As eleições acabaram, Jair Bolsonaro foi eleito, será o presidente nos próximos quatro anos. Espero que o seu discurso de vitória seja para todos os brasileiros, com acolhimento e respeito com as instituições e os poderes constituídos do Brasil. E os liberais, o que fazer?

Conforme Friedrich August von Hayek afirmou: “os intelectuais liberais devem ser agitadores, derrubar a opinião corrente hostil à economia capitalista.” É exatamente isso que os liberais do Brasil, em especial os do Ceará, vêm fazendo há alguns anos, por meio de grupos de estudos, institutos e redes para apresentar ao Brasil de forma clara as ideias de liberdade.

Como já dito no meu primeiro artigo aqui neste espaço, os liberais estão na terceira geração, uma geração orgânica, que tem sua força vindo da base, tendo como slogan “Menos Marx, MAIS MISES”, uma homenagem a Ludwig von Mises, principal expoente da Escola Austríaca, a melhor das escolas liberais, mas esse é tema de outro artigo.

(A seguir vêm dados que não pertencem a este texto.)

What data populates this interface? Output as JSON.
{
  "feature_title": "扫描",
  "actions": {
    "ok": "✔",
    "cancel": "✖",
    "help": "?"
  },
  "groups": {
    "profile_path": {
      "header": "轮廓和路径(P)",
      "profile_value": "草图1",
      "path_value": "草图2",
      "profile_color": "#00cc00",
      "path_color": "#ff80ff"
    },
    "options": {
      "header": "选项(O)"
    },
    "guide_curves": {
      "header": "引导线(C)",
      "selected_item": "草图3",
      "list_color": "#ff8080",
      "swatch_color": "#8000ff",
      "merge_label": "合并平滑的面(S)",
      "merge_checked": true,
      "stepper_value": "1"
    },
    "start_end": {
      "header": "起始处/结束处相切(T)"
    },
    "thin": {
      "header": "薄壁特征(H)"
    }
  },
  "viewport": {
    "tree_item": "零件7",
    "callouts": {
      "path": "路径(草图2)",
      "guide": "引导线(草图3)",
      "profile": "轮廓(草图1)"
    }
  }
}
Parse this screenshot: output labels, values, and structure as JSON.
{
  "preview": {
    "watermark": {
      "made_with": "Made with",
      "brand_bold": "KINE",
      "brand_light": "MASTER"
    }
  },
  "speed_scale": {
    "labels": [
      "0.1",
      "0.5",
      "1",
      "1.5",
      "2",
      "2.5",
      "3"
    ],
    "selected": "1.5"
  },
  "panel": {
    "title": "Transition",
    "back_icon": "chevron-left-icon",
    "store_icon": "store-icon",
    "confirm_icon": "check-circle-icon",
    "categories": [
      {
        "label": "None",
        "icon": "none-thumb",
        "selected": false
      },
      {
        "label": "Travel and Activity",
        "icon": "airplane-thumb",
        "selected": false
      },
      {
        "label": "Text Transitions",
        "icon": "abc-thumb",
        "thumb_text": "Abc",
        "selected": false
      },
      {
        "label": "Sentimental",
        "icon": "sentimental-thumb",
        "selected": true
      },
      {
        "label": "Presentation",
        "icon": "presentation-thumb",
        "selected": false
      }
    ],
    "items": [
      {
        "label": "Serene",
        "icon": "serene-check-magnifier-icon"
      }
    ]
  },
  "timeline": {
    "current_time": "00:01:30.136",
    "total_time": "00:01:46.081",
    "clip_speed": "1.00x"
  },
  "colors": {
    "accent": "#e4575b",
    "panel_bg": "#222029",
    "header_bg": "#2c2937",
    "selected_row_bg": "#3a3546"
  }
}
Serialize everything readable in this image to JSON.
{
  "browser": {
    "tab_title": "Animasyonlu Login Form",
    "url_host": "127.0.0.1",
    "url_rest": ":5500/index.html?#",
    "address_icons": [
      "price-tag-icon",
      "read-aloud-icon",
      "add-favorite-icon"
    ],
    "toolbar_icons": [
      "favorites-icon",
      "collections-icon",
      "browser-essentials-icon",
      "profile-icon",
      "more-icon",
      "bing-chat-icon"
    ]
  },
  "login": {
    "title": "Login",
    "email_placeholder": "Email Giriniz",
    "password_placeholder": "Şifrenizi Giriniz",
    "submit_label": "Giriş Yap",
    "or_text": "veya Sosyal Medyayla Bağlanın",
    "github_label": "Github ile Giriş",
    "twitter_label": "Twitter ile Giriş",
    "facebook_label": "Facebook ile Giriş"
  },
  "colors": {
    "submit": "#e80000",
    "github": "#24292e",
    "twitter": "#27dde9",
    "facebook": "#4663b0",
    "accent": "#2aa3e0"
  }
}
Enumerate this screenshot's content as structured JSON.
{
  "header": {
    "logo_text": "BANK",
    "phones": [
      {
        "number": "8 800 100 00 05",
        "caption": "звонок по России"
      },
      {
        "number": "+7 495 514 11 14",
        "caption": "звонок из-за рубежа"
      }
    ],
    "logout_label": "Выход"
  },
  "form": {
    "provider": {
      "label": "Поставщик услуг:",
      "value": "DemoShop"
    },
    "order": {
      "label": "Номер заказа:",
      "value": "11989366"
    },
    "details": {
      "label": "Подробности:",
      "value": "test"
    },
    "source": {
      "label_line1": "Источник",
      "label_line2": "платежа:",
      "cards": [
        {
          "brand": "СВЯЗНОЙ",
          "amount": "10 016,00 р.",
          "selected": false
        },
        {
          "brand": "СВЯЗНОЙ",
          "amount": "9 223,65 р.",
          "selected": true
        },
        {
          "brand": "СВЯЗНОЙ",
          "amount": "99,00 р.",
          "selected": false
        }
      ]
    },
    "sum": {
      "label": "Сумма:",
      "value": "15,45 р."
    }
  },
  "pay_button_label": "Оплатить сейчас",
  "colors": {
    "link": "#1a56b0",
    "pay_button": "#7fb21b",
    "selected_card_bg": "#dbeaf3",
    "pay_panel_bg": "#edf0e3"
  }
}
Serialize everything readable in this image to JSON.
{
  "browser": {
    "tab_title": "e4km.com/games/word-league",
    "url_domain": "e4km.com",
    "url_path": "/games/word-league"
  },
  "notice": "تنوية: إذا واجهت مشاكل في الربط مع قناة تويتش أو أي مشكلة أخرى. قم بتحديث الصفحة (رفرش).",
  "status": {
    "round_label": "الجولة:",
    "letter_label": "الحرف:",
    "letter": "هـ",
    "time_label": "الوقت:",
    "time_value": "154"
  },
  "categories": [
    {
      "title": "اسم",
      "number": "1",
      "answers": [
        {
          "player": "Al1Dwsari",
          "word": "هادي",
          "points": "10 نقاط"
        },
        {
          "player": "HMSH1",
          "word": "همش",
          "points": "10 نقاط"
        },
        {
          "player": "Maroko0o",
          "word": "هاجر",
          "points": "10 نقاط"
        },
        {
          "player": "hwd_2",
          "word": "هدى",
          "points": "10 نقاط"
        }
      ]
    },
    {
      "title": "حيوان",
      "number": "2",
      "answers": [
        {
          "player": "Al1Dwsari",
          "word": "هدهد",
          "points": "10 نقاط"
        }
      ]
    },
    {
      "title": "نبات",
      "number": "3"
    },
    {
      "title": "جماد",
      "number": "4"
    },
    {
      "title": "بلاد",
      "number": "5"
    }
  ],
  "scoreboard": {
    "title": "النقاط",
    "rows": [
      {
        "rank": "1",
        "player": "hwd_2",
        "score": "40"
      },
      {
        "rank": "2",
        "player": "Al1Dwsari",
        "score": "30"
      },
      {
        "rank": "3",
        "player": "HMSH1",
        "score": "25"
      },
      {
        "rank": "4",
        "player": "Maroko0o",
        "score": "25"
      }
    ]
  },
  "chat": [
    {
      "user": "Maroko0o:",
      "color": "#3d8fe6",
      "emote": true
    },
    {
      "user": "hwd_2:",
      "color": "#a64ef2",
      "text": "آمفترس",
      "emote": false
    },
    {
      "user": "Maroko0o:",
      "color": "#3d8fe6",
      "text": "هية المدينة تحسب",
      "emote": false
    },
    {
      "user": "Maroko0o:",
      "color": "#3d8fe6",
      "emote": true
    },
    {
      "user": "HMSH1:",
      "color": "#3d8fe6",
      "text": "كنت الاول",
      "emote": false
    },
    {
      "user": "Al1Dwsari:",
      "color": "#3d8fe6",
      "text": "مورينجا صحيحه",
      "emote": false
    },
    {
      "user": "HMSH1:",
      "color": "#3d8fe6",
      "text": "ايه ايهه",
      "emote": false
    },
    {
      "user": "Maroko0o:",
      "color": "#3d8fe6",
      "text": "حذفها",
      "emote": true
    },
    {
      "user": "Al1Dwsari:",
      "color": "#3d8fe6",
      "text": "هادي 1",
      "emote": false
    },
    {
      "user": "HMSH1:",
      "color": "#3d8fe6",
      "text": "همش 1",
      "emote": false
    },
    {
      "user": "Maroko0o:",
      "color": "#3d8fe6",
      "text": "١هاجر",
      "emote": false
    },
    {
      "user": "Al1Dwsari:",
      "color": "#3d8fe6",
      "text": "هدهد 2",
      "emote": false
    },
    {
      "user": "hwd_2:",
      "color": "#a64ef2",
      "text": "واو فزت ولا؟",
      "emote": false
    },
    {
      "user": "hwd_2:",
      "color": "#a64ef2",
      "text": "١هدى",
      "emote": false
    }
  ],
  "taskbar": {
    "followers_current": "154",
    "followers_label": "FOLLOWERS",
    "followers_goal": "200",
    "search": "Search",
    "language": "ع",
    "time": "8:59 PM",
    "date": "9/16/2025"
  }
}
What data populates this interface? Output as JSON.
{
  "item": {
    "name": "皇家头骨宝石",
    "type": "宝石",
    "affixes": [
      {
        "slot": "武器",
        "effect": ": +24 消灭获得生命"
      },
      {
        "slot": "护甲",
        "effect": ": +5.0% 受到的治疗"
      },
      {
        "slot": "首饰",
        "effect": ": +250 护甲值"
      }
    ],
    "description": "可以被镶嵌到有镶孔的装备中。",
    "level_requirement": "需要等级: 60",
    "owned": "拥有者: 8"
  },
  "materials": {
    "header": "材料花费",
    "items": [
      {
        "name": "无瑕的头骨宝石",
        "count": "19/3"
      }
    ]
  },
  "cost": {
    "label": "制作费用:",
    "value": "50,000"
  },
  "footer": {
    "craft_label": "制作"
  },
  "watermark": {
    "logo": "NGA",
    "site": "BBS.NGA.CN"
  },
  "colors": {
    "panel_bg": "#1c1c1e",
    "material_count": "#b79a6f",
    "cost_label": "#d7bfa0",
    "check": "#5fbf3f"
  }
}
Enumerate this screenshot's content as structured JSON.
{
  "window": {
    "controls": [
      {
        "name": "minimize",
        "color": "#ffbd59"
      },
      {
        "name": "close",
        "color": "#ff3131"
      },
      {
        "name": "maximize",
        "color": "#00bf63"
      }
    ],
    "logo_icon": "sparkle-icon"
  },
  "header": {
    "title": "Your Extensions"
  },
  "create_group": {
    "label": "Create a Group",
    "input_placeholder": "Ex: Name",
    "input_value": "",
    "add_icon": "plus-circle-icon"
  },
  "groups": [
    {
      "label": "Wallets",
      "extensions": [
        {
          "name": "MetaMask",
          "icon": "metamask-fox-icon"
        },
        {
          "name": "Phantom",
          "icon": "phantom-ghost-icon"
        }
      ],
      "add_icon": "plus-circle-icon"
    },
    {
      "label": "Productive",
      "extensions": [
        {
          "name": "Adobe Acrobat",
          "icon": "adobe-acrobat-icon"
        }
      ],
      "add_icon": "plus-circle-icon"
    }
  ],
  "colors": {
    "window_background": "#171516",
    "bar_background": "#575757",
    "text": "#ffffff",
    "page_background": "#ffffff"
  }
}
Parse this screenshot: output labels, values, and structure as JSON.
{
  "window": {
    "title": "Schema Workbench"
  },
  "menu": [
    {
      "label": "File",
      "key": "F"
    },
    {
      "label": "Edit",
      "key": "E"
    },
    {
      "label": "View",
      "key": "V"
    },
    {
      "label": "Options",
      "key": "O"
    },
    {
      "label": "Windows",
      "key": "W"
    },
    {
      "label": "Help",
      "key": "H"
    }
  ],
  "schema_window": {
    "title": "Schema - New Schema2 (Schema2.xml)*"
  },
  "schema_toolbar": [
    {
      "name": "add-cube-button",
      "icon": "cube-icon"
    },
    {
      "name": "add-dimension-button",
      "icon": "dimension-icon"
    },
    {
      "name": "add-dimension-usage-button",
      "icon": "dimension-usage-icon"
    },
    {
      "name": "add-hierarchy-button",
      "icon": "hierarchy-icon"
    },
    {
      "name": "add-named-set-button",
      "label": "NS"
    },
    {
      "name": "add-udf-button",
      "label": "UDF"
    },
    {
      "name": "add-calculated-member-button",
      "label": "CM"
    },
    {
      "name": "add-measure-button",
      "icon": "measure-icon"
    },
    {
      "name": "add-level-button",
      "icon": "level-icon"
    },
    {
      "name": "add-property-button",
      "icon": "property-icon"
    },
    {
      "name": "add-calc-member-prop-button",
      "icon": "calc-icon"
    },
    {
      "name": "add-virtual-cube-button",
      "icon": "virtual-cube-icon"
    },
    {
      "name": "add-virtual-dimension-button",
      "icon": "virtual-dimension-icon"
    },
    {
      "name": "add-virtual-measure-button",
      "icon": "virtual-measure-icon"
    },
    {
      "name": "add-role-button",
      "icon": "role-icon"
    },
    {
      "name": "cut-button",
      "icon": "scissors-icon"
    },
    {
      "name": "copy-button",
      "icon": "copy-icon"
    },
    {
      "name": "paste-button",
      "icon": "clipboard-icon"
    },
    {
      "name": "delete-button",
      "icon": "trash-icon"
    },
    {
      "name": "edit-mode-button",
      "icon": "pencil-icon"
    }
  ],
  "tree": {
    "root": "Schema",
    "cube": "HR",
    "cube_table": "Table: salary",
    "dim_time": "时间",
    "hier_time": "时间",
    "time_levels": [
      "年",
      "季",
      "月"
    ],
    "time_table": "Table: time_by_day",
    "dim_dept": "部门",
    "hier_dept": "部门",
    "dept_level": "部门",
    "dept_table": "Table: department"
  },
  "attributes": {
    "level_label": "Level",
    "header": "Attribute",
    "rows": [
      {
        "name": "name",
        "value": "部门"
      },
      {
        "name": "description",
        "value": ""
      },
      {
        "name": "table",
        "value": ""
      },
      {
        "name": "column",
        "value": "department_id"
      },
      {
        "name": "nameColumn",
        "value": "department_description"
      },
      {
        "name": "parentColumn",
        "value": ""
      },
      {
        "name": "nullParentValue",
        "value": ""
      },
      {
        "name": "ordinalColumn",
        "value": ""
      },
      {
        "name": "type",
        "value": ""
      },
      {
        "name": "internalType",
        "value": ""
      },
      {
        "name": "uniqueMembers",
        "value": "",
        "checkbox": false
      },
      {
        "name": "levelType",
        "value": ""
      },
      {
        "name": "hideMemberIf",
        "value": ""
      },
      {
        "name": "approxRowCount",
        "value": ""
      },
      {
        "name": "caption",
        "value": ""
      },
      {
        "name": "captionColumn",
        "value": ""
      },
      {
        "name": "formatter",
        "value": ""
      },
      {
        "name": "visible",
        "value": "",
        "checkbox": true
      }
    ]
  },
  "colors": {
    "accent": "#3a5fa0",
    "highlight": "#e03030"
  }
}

Fora da política partidária os liberais devem continuar apresentando suas ideias de forma ainda mais atraente para as pessoas, em especial, para aqueles que entendem que são empreendedores da própria vida. Porém, na política, devemos nos posicionar sempre contrários à sanha estatista, seja na liberdade econômica, seja na liberdade individual.

Há alguns anos fui convidado para participar de um seminário na Alemanha, da Friedrich Naumann, fundação do Partido Liberal Alemão, com o tema: “Coalizões Políticas”, e lá explicaram que partidos e/ou políticos se unem por dois motivos: por pautas e por cargos. No Brasil, infelizmente, somente temos visto alianças por cargos, nunca por pautas. Essa realidade precisa mudar.

Os políticos liberais devem ter como norte alianças por pauta e ter sempre o seguinte direcionamento: nunca votar em qualquer medida que mantenha ou aumente o tamanho do Estado e votar sempre em qualquer medida que diminua o tamanho do Estado. Se seguirem esse caminho, eles estarão iluminando a escuridão, estarão do lado da Liberdade e estarão valorizando o indivíduo, a menor minoria.